My conclusion is based on my experiences over twenty five years as a commercial real estate broker, my involvement with the Chamber of Commerce, the Unifour Air Quality Committee, the Metropolitan Planning Organization, Foresight Committees, the first Hickory By Choice Committee and various other activities that have allowed me to interface with the City Staff and elected officials.


Harry Hipps said...

Good points Jay. I would add my own experience to this. I ran for office and tried to bring some new ideas and approaches to hickory. Now, the people who are so upset about the insinuation of an elite, insider mentality would not consider an idea of mine if it would cause gold bars to fall in this city. I did some work at my house and the City wouldn't even come out and mark the location of my water line. Why? Because I am persona non grata, not in the club. And the idea that you can call the Mayor or council members on the phone and they will go to work for you is bogus too. A phone call is private and the Mayor or council member can deny that they spoke to you on an issue or promised you anything. They couldn't do this with public statements and that is the real reason to use the phone. I KNOW this happens. Like Jay, I regret the tone this has taken, mostly by the angry tone of the Mayor, but if this referendum fails we are still going to have a problem with a government that is not open, innovative or working for the WHOLE city. Something needs to change. We are not in a healthy, democratic community.
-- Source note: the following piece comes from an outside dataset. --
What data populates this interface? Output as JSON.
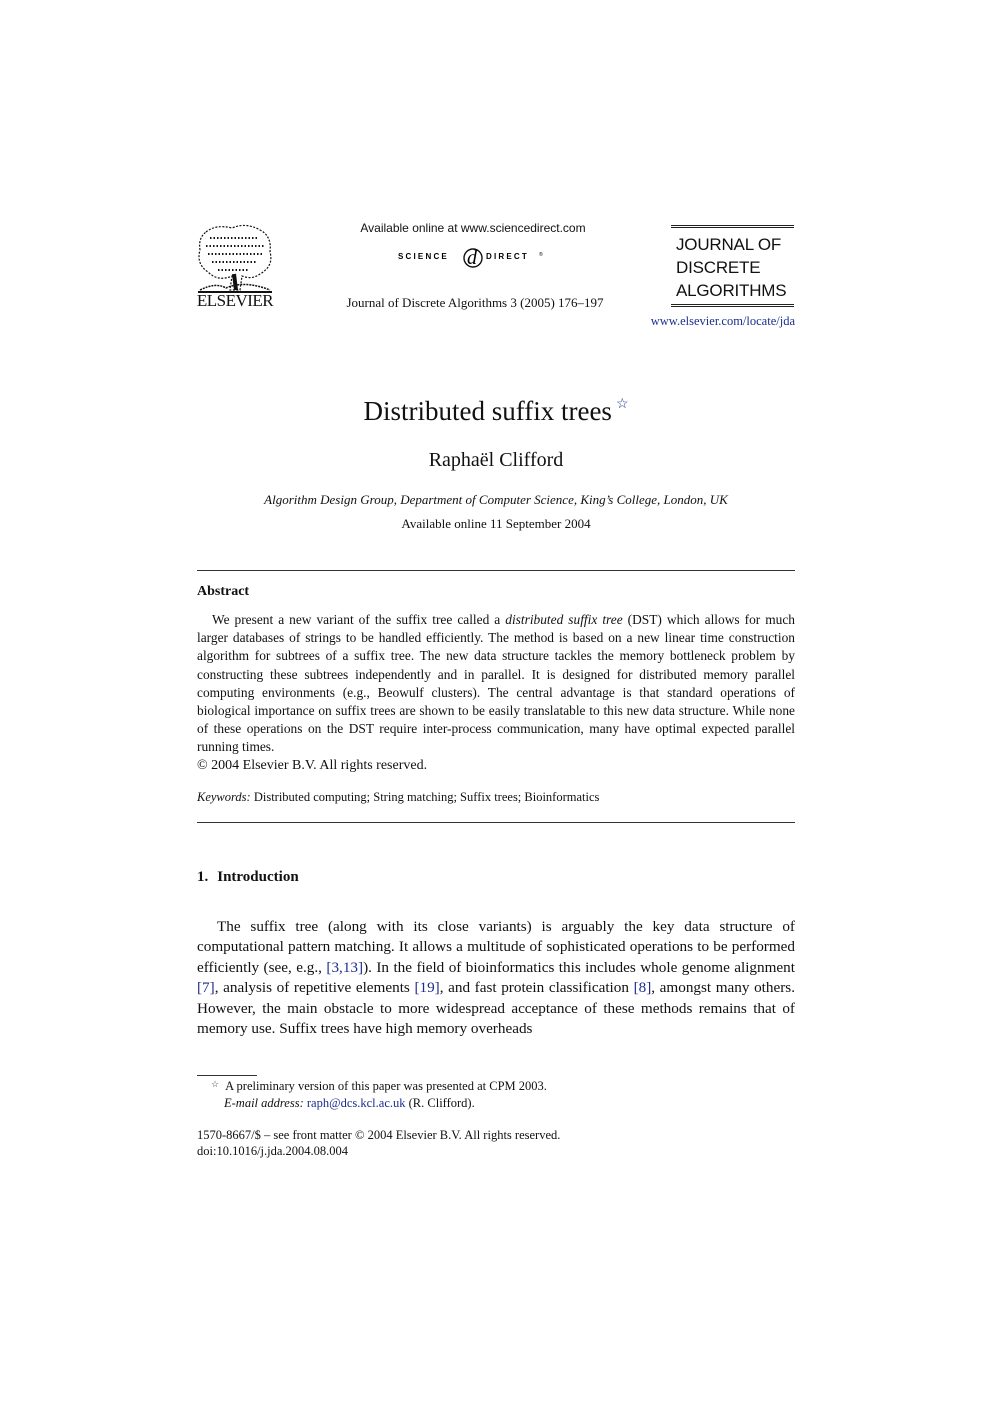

James Thomas Shell said...

Jay is spot on with this and it is well thought out and perfectly reasoned.

The million dollar tent, as I have stated, comes from the fact that they have not been forthright about the numbers. They have given various estimates over time. I was sent figures today that state $496k. These numbers don't include the man hours it took for the city to build this structure or the subsequent necessitated monies and man hours outsourced, from what I am told, to Exodus Ministries so that routine landscaping and maintenance could be performed on City Properties.
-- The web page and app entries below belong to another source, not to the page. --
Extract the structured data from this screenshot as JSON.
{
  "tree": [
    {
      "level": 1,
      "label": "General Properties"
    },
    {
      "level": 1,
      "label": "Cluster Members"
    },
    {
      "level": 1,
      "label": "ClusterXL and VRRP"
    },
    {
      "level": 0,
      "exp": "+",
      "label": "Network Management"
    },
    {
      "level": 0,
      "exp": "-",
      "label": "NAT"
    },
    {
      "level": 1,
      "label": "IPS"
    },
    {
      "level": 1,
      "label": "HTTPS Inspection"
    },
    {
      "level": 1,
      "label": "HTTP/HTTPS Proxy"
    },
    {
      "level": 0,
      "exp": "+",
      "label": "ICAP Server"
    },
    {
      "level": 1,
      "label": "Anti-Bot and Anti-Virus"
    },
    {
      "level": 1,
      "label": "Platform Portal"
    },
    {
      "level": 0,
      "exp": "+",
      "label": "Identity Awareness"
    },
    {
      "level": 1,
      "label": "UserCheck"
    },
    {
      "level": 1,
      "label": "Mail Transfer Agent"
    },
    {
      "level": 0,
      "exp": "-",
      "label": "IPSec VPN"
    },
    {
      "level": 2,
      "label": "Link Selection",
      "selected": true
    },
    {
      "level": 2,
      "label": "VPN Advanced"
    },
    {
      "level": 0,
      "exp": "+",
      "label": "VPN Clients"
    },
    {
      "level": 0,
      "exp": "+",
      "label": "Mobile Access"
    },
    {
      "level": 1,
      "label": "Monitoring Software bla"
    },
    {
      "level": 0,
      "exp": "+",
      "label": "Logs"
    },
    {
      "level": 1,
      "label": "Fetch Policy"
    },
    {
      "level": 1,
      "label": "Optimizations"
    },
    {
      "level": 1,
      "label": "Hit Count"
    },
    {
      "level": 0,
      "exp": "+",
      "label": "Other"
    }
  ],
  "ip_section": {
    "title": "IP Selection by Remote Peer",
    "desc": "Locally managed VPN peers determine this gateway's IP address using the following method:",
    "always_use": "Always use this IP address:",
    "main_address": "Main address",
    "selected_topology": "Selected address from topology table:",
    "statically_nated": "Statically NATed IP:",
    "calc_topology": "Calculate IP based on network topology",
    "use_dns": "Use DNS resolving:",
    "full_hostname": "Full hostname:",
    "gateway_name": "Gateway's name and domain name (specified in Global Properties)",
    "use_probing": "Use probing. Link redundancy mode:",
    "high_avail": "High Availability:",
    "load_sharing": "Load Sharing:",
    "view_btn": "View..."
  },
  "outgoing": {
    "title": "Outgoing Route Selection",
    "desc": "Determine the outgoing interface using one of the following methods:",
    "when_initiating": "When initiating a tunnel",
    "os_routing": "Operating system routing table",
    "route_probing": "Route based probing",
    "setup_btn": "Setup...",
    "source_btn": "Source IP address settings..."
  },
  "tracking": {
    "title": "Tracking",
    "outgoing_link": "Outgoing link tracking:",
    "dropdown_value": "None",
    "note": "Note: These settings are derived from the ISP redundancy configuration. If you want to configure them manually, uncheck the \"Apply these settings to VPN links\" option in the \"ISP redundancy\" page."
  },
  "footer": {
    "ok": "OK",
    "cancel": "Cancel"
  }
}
Is that not an additional benefit to Exodus Ministries on top of the grant monies that have already been provided annually through public funding? And was there a bidding process that took place when Exodus was provided the contract to provide these landscaping and maintenance services?

And to the term elite. It has been insinuated that the term includes anyone who works or visits the properties. It is ridiculous to say that we are talking about people making minimum wage and tips, $10 per hour, a hair stylist, a clerk, a sales person, secretary, manager, etc.

Who we are pointing to are just a few people and I really don't want to call them out by name. But, these people own several PROPERTIES and a few own businesses
and they wear multiple hats. We are talking about conflicts of interest here folks. And Elite is a "I'm better than you - I know better than you - How dare you question me - Who're You?" mindset.

I agree with Jay that people are the bigger issue, but I believe the Direct Ward system brings the City Council ward representatives closer to the people. God Bless Hank Guess, but he will tell you that the City comes first by a mile and then his ward gets representation. Then why even have ward representatives? And why not go to a pure at-large system and get rid of the wards all together, if the wards mean that little to you?

James Thomas Shell said...

And the above comments are not made against Exodus Ministries, although I am sure that some will try to construe it as such. It is about following proper protocols and procedures.